Thomas Lickona (1991) mendefinisikan orang yang berkarakter sebagai sifat alami seseorang dalam merespons situasi secara bermoral, yang dimanifestasikan dalam tindak­an nyata melalui tingkah laku yang baik, jujur, bertanggung jawab, menghormati orang lain dan karakter mulia lainnya. Pengertian ini mirip dengan apa yang diungkap­kan oleh Aristo­teles bahwa karakter itu erat kaitannya dengan habit atau kebiasaan yang terus-menerus dilakukan.

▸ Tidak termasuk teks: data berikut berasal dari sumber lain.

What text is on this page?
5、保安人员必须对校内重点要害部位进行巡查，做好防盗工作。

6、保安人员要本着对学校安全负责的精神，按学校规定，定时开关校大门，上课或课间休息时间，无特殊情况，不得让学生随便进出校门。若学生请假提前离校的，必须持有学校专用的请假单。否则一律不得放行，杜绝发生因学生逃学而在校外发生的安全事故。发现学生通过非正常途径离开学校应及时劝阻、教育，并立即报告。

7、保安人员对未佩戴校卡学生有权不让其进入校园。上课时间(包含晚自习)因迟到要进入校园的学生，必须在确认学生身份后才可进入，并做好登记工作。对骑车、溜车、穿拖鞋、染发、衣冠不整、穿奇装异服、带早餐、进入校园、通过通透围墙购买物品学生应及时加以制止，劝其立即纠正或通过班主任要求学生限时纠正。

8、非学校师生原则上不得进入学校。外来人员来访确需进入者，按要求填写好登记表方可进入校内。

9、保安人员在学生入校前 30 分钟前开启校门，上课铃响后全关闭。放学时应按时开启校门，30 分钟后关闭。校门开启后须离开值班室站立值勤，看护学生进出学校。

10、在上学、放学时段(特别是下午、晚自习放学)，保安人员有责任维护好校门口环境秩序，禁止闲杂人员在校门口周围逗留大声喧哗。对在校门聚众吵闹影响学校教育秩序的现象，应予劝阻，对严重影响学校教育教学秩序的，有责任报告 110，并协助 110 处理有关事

Menurut Berkowitz (1998), kebiasaan berbuat baik tidak selalu menjamin bah­wa manusia yang telah terbiasa tersebut secara sadar (cognition) menghargai penting­nya nilai-nilai karakter (valuing). Misalnya, seseorang yang terbiasa berkata jujur karena takut men­da­patkan hukuman, maka bisa saja ia tidak mengerti akan tingginya nilai mo­ral dari kejujur­an itu sendiri. Oleh karena itu, pendidikan karakter memerlukan juga aspek emosi. Menu­rut Lickona (1991), komponen ini disebut “desiring the good” atau keinginan untuk berbuat baik.
Bagaimana Pendidikan Karakter di Negara Lain?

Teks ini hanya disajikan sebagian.